Tonight we started from The Bells of Peover, with a pint of Bombardier. As we had allowed an hour for the journey, and it took half that time, it was a very leisurely drink that we enjoyed before Andrew, tonight’s leader, turned up and directed us along his well planned route.
Bells of Peover is a Grade I listed building which dates back to the mid 13th Century. It was originally known as the Warren de Tabley Arms but was changed to the present title in the 1890s. Many people think it gets its name from the church bells next door, but it was named after the Bell family who continued to run it for several generations. George Bell is buried just 50 yards away in the adjoining church. The Stars and Stripes fly alongside the Union Jack because Eisenhower and Patton were stationed nearby at the Hall during the war and held strategy meetings in the bar at the pub!
It was a clear night, but warm enough for sandals and a thin fleece. As we tramped through the fresh Cheshire countryside the sun sank slowly behind us, illuminating Andrew’s carefully produced map of the route, and giving the trees above us a pinkish glow at dusk.
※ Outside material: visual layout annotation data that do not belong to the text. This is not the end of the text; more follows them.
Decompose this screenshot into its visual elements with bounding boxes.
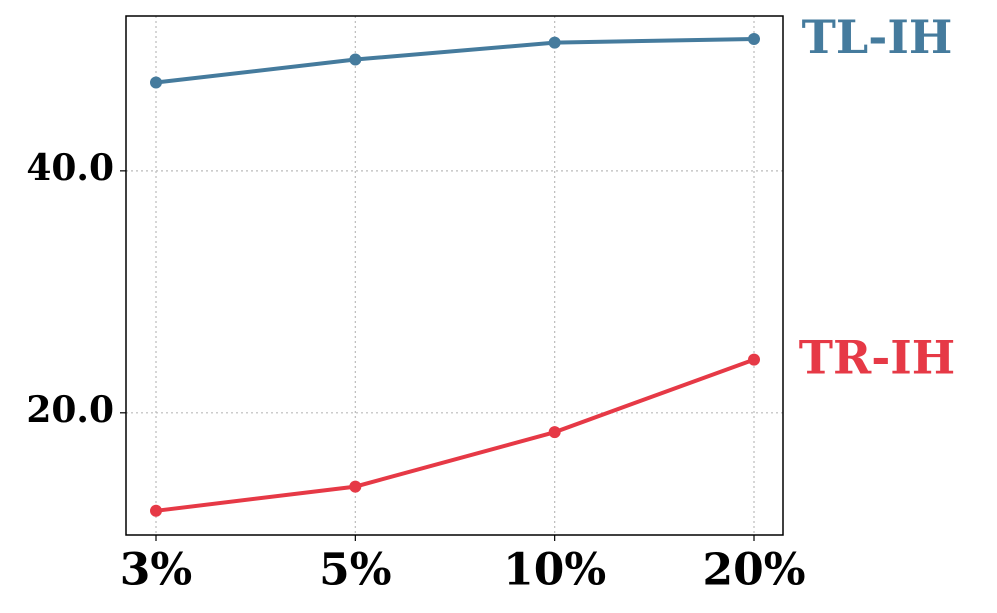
- point: [548, 36, 561, 49]
- series-line: [155, 357, 755, 513]
- point: [748, 32, 760, 45]
- plot-frame: [125, 15, 784, 536]
- point: [150, 504, 162, 517]
- point: [748, 353, 760, 366]
- point: [349, 480, 362, 493]
- x-tick-label: 10%: [503, 545, 606, 596]
- x-tick-label: 3%: [120, 545, 192, 596]
- point: [349, 53, 362, 66]
- series-label: TL-IH: [802, 10, 953, 64]
- point: [150, 76, 162, 89]
- series-line: [155, 36, 755, 85]
- x-tick-label: 5%: [319, 545, 391, 596]
- x-tick-label: 20%: [702, 545, 805, 596]
- series-label: TR-IH: [799, 331, 956, 385]
- point: [548, 426, 561, 439]
- y-tick-label: 40.0: [26, 147, 114, 189]
- y-tick-label: 20.0: [26, 389, 114, 431]
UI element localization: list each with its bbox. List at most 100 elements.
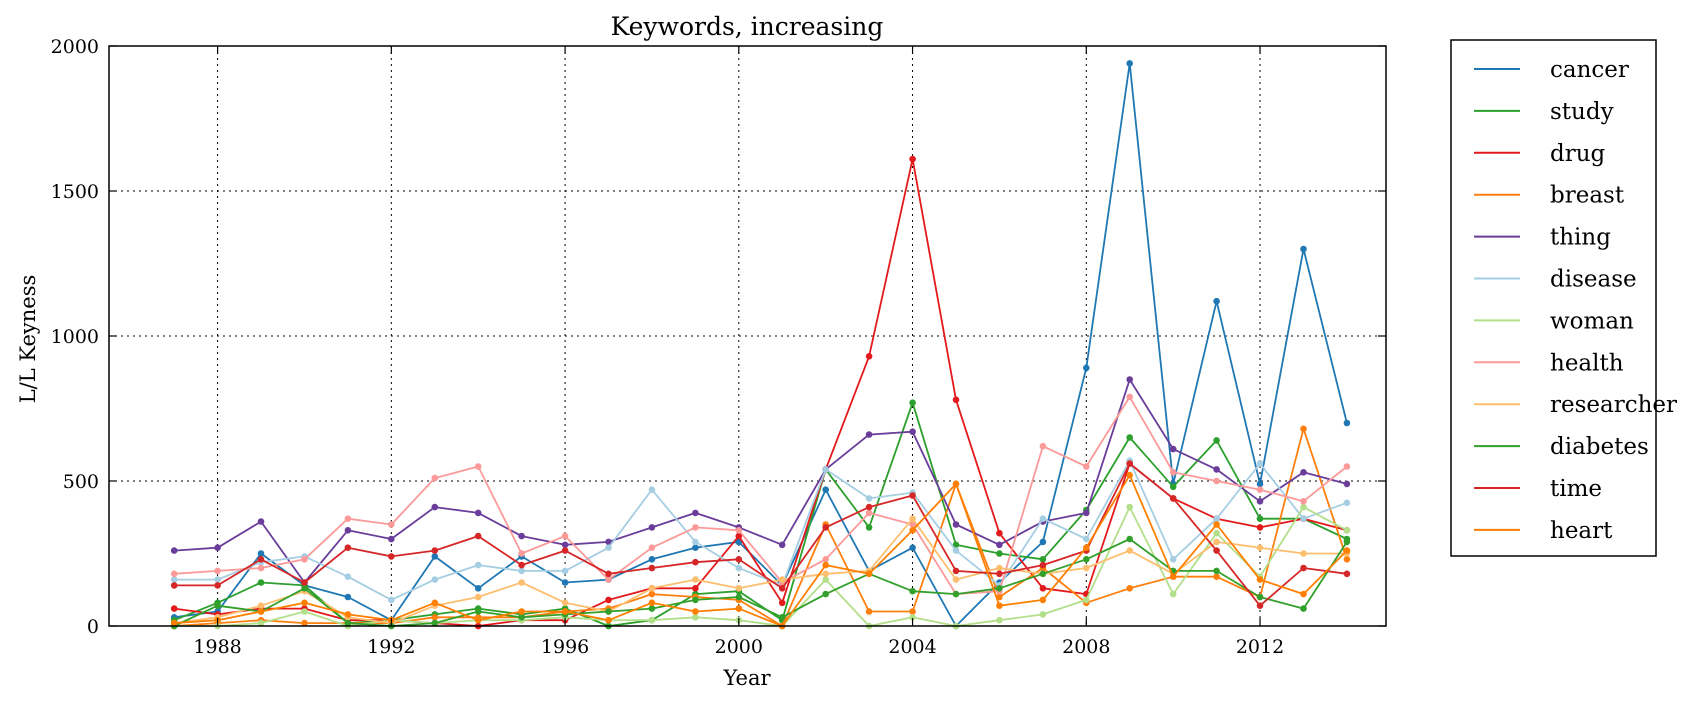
data-point-cancer [1300, 245, 1307, 253]
data-point-health [301, 556, 308, 563]
data-point-cancer [822, 486, 829, 494]
data-point-drug [1039, 585, 1047, 592]
data-point-heart [909, 527, 916, 534]
data-point-woman [1083, 596, 1090, 604]
data-point-diabetes [648, 605, 656, 612]
legend-item-heart: heart [1474, 518, 1613, 544]
y-tick-label: 0 [87, 616, 99, 638]
data-point-diabetes [778, 614, 786, 621]
data-point-health [605, 576, 612, 583]
data-point-woman [692, 614, 699, 621]
data-point-thing [692, 509, 699, 517]
series-line-health [174, 395, 1348, 595]
data-point-researcher [648, 585, 656, 592]
data-point-thing [474, 509, 482, 517]
data-point-heart [1343, 547, 1351, 554]
data-point-study [1126, 434, 1133, 441]
data-point-woman [996, 616, 1003, 624]
data-point-woman [301, 608, 308, 615]
data-point-disease [388, 596, 395, 604]
data-point-diabetes [1343, 538, 1351, 546]
data-point-time [1343, 570, 1351, 578]
series-researcher [170, 515, 1351, 627]
data-point-disease [1039, 515, 1047, 522]
data-point-thing [952, 521, 960, 528]
data-point-researcher [1256, 544, 1264, 551]
legend: cancer study drug breast thing disease woman he… [1450, 39, 1677, 557]
data-point-thing [257, 518, 265, 525]
data-point-diabetes [431, 619, 439, 627]
data-point-time [301, 579, 308, 586]
data-point-health [431, 474, 439, 482]
data-point-woman [257, 619, 265, 627]
data-point-drug [996, 529, 1003, 537]
data-point-heart [518, 608, 525, 615]
data-point-woman [1343, 527, 1351, 534]
data-point-researcher [952, 576, 960, 583]
y-tick-label: 2000 [51, 36, 99, 58]
data-point-drug [952, 396, 960, 404]
data-point-woman [1213, 529, 1220, 537]
chart-title: Keywords, increasing [611, 12, 884, 41]
data-point-time [1300, 564, 1307, 572]
legend-label-study: study [1550, 99, 1614, 125]
data-point-breast [1126, 585, 1133, 592]
data-point-health [865, 509, 873, 517]
grid-lines [109, 46, 1386, 626]
data-point-cancer [909, 544, 916, 551]
legend-item-study: study [1474, 99, 1614, 125]
legend-label-health: health [1550, 350, 1624, 376]
data-point-woman [648, 616, 656, 624]
data-point-health [1213, 477, 1220, 485]
data-point-drug [170, 605, 178, 612]
data-point-thing [388, 535, 395, 543]
series-line-thing [174, 378, 1348, 584]
data-point-diabetes [1126, 535, 1133, 543]
data-point-cancer [561, 579, 569, 586]
data-point-health [692, 524, 699, 531]
series-line-disease [174, 459, 1348, 601]
data-point-cancer [1256, 480, 1264, 488]
data-point-researcher [518, 579, 525, 586]
data-point-disease [1213, 515, 1220, 522]
data-point-health [1169, 469, 1177, 476]
data-point-heart [692, 608, 699, 615]
data-point-health [1039, 442, 1047, 450]
data-point-thing [648, 524, 656, 531]
data-point-woman [1039, 611, 1047, 618]
data-point-disease [865, 495, 873, 502]
data-point-thing [1083, 509, 1090, 517]
series-line-researcher [174, 517, 1347, 624]
data-point-heart [170, 619, 178, 627]
data-point-diabetes [996, 585, 1003, 592]
data-point-health [388, 521, 395, 528]
data-point-health [214, 567, 221, 575]
data-point-health [344, 515, 352, 522]
data-point-time [257, 556, 265, 563]
data-point-heart [301, 599, 308, 607]
x-tick-label: 2004 [888, 636, 936, 658]
data-point-thing [1126, 376, 1133, 383]
data-point-study [1039, 556, 1047, 563]
data-point-breast [1213, 573, 1220, 580]
data-point-thing [431, 503, 439, 511]
data-point-researcher [1213, 538, 1220, 546]
legend-label-disease: disease [1550, 267, 1637, 293]
data-point-thing [344, 527, 352, 534]
data-point-time [1126, 460, 1133, 467]
data-point-health [822, 556, 829, 563]
data-point-diabetes [692, 596, 699, 604]
legend-item-breast: breast [1474, 183, 1625, 209]
data-point-study [1256, 515, 1264, 522]
data-point-time [909, 492, 916, 499]
data-point-thing [170, 547, 178, 554]
data-point-cancer [474, 585, 482, 592]
legend-label-cancer: cancer [1550, 57, 1629, 83]
data-point-diabetes [822, 590, 829, 598]
data-point-study [257, 579, 265, 586]
data-point-researcher [257, 602, 265, 609]
data-point-time [1213, 547, 1220, 554]
data-point-heart [1213, 521, 1220, 528]
data-point-cancer [431, 553, 439, 560]
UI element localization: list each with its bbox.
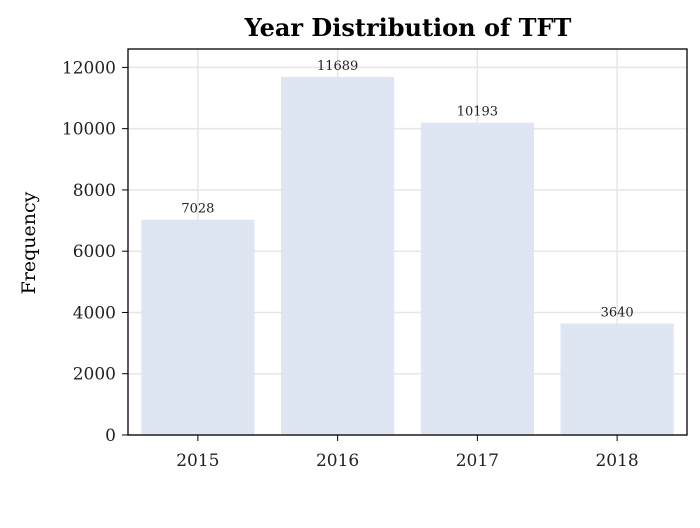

Whilst Andrew got edgy about the timing of his next pint, Sue enjoyed the company of these two frisky horses.Before long, we had zoomed past the Whipping Stocks and were homing in to the discordant clangs of five of Lower Peover church’s six bells, the ringing practice turnout being somewhat inadequate tonight. Continuing down pleasant paths and over a busy mill race, we soon arrived at our destination. The clangers had just about finished, so we were able to restrain Sue from stepping into the breach and calm her down with a glass of cider.